The MCU lauds a Black veteran who was able to put his life on the line for the world and his country without any biological superhuman enhancements – but is ultimately branded a criminal during the events of Civil War. After fighting an intergalactic warlord and his army twice, Marvel missed the opportunity to use this six-episode series to more deeply reflect and examine the perspective of a character previously known as another side-kick to a white male superhero (akin to War Machine and Iron Man). The show introduces a lot of allusions and some symbolism towards the treatment and current state of Black people in America but does not do the legwork to continue the conversation.

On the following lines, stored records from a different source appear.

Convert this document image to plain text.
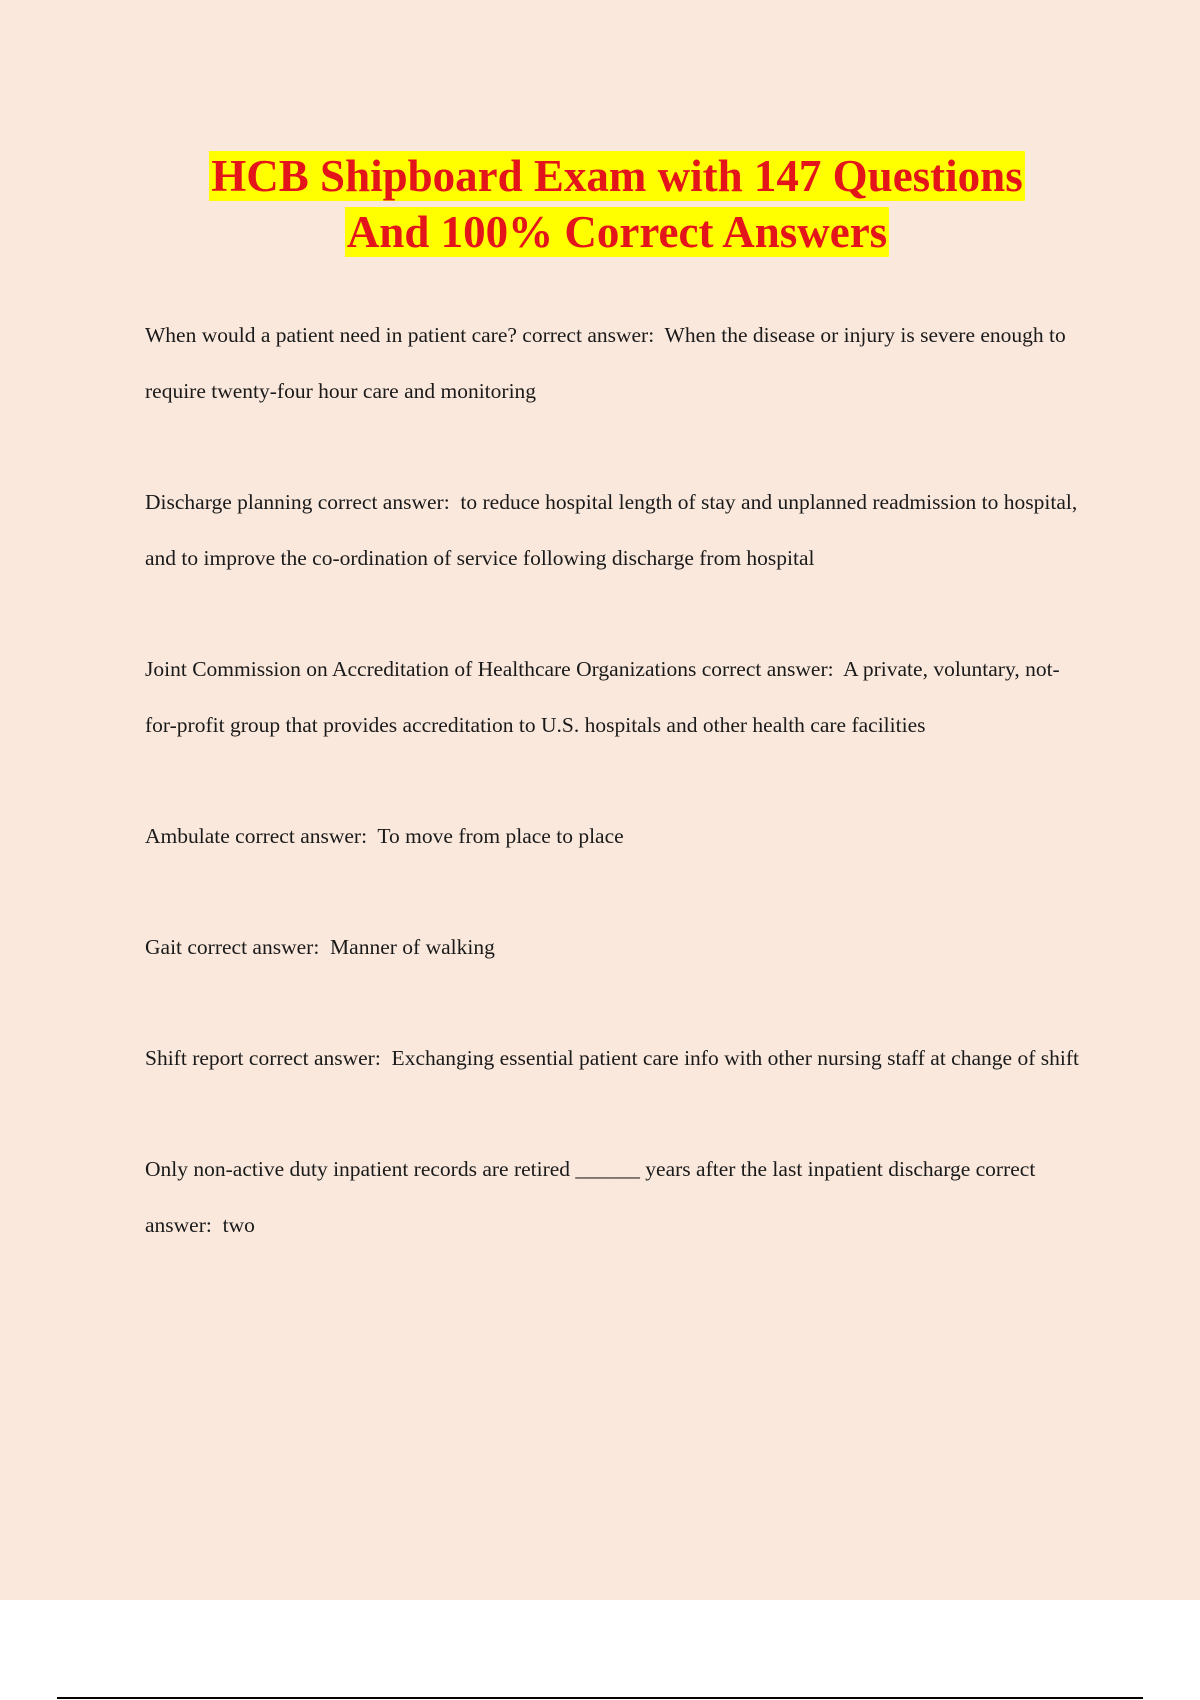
HCB Shipboard Exam with 147 Questions
And 100% Correct Answers

When would a patient need in patient care? correct answer:  When the disease or injury is severe enough to require twenty-four hour care and monitoring

Discharge planning correct answer:  to reduce hospital length of stay and unplanned readmission to hospital, and to improve the co-ordination of service following discharge from hospital

Joint Commission on Accreditation of Healthcare Organizations correct answer:  A private, voluntary, not-for-profit group that provides accreditation to U.S. hospitals and other health care facilities

Ambulate correct answer:  To move from place to place

Gait correct answer:  Manner of walking

Shift report correct answer:  Exchanging essential patient care info with other nursing staff at change of shift

Only non-active duty inpatient records are retired ______ years after the last inpatient discharge correct answer:  two
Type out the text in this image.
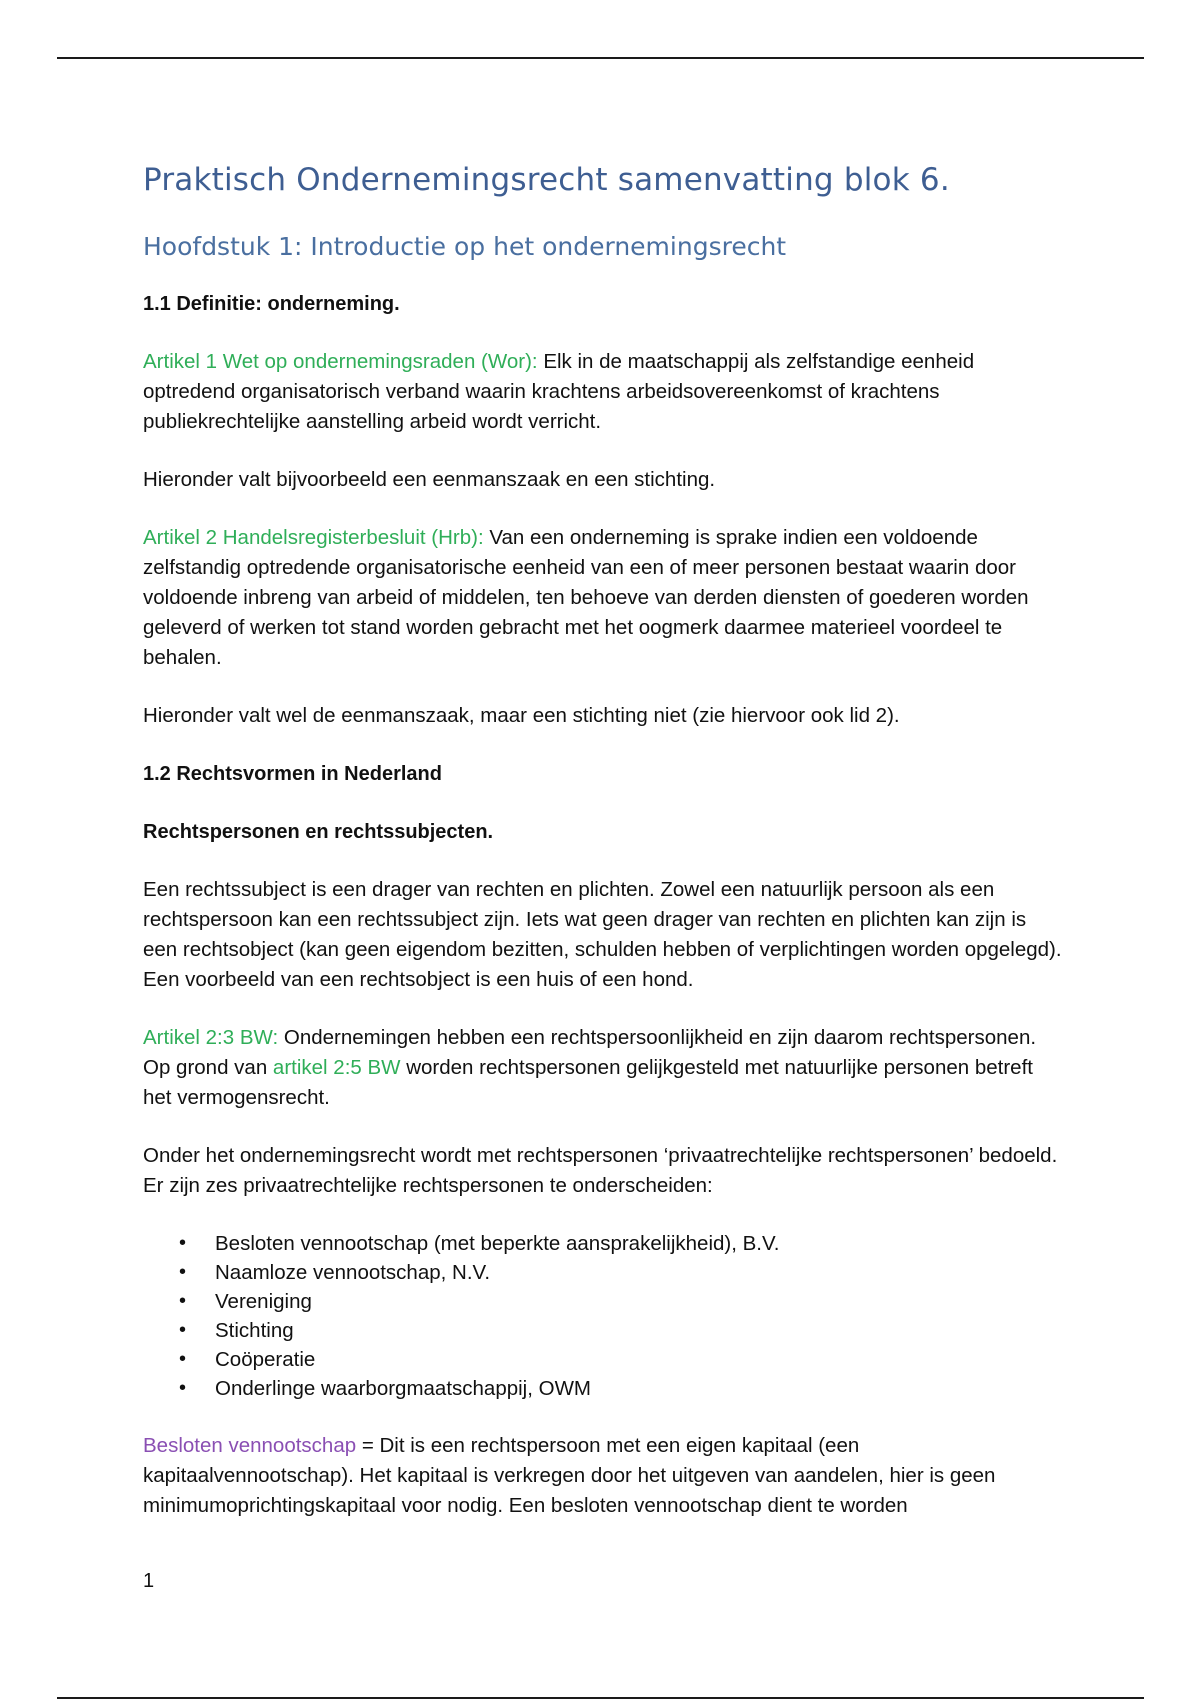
Praktisch Ondernemingsrecht samenvatting blok 6.
Hoofdstuk 1: Introductie op het ondernemingsrecht
1.1 Definitie: onderneming.

Artikel 1 Wet op ondernemingsraden (Wor): Elk in de maatschappij als zelfstandige eenheid optredend organisatorisch verband waarin krachtens arbeidsovereenkomst of krachtens publiekrechtelijke aanstelling arbeid wordt verricht.

Hieronder valt bijvoorbeeld een eenmanszaak en een stichting.

Artikel 2 Handelsregisterbesluit (Hrb): Van een onderneming is sprake indien een voldoende zelfstandig optredende organisatorische eenheid van een of meer personen bestaat waarin door voldoende inbreng van arbeid of middelen, ten behoeve van derden diensten of goederen worden geleverd of werken tot stand worden gebracht met het oogmerk daarmee materieel voordeel te behalen.

Hieronder valt wel de eenmanszaak, maar een stichting niet (zie hiervoor ook lid 2).

1.2 Rechtsvormen in Nederland
Rechtspersonen en rechtssubjecten.

Een rechtssubject is een drager van rechten en plichten. Zowel een natuurlijk persoon als een rechtspersoon kan een rechtssubject zijn. Iets wat geen drager van rechten en plichten kan zijn is een rechtsobject (kan geen eigendom bezitten, schulden hebben of verplichtingen worden opgelegd). Een voorbeeld van een rechtsobject is een huis of een hond.

Artikel 2:3 BW: Ondernemingen hebben een rechtspersoonlijkheid en zijn daarom rechtspersonen. Op grond van artikel 2:5 BW worden rechtspersonen gelijkgesteld met natuurlijke personen betreft het vermogensrecht.

Onder het ondernemingsrecht wordt met rechtspersonen ‘privaatrechtelijke rechtspersonen’ bedoeld. Er zijn zes privaatrechtelijke rechtspersonen te onderscheiden:

• Besloten vennootschap (met beperkte aansprakelijkheid), B.V.
• Naamloze vennootschap, N.V.
• Vereniging
• Stichting
• Coöperatie
• Onderlinge waarborgmaatschappij, OWM

Besloten vennootschap = Dit is een rechtspersoon met een eigen kapitaal (een kapitaalvennootschap). Het kapitaal is verkregen door het uitgeven van aandelen, hier is geen minimumoprichtingskapitaal voor nodig. Een besloten vennootschap dient te worden

1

Overall, the show is enjoyable. The gritty and fast-paced stunt scenes, fun teases towards X-Men-related content, and cameo appearances from the Dora Milaje of Wakanda, remind us why we have missed the MCU so much. However, Marvel continues to just barely miss the bar when it comes to addressing racial politics in meaningful and powerful ways. “Black Panther” (2018) and Marvel’s “Luke Cage” (2016) were the closest and most fully-realized projects to center race and the concept of Blackness. Coincidentally enough, those images and concepts of Blackness were in intra-community settings and centered on intra-community politics – meaning that there were Black characters played by Black actors dealing with Black issues in Black communities with Black directors and staff producing the content.
It is not lost upon any of us that the only times we are able to have robust conversations about race and politics are through Black-led projects. If these subjects are going to be the themes by which content is created in the MCU, then we cannot continue to be scared to investigate the deeper nuances that come along with them. In order to spark meaningful conversations around these topics, people must be led to examine their own political agendas, beliefs, and paradigms with projects that are comprehensive and show the complexities of living in a world that is diverse and ever-changing. Hopefully, the finale will wrap up some of those loose ends, and give us an ending that fully realizes the reasons that Sam becomes Captain America as more than a means to continue a legacy that is not his burden to carry, but rather a choice that audiences can understand and identify with.